I'd like to be able to call this Marvel's Superman: A man born with these godlike powers, sent to Earth by his family, able to fly. It's not Superman though. Nowhere near. Thor is a nice enough superhero film ,but it seems like the only reason they've made this film is so that he can make his appearance in the Avengers film. That's probably also the reason why Jeremy Renner shows up in a Clint Barton AKA Hawkeye cameo, complete with crossbow. It's also the reason why, in the no-longer-a-surprise Marvel standard post-credits scene, Samuel L. Jackson AKA Nick Fury turns up to talk to Stellan Skarsgård (plus Loki) in something which seems more like a set-up to a Thor sequel rather than a link to another upcoming Marvel film franchise (ala how Iron Man 2's post-credit set-up Thor). It's weird but sometimes change is good. Other than that, the origin story is rushed through and the film jumps straight into its main plot, which is refreshingly different. Instead of Thor becoming Thor, Thor is immediately Thor and jumps into his battle with Loki over the 100 minutes. I say thank god that despite seeming destined to be 'just another comic book adaptation', this was actually different, especially different for a Marvel film.

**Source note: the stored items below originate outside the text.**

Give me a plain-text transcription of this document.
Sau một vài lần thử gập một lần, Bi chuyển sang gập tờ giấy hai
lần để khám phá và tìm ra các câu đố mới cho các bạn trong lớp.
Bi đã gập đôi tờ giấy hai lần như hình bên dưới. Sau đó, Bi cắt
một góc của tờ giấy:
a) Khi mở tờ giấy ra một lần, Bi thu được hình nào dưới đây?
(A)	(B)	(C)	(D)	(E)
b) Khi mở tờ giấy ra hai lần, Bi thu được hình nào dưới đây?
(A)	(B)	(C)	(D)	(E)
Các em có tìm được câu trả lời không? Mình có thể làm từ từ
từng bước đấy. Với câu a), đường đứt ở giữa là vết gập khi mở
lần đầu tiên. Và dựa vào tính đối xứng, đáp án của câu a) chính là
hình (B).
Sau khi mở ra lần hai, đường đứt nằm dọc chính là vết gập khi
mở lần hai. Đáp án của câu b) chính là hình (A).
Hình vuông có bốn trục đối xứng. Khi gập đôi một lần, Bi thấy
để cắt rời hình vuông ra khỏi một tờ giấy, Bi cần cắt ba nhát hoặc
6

In conclusion, Thor is nicely done and refreshingly different and may just have reinvigorated my enthusiasm for the genre after ploughing through so many run-of-the-mill superhero films in the last couple of years. It looks goddamn beautiful, especially the scenes in Asgard which have wonderfully created. If only Branagh could have laid off the Dutch tilts, it would have been a really easy film to watch, but then maybe I'm over-analysing things. It sets up the Thor character nicely for the Avengers film and leaves the door wide, wide open for a potential sequel. It's not fantastic, but it's nicely done and it impressed me. I feel bad for The Green Lantern now, it doesn't look too good anyway but now it has to follow this? Uh-oh.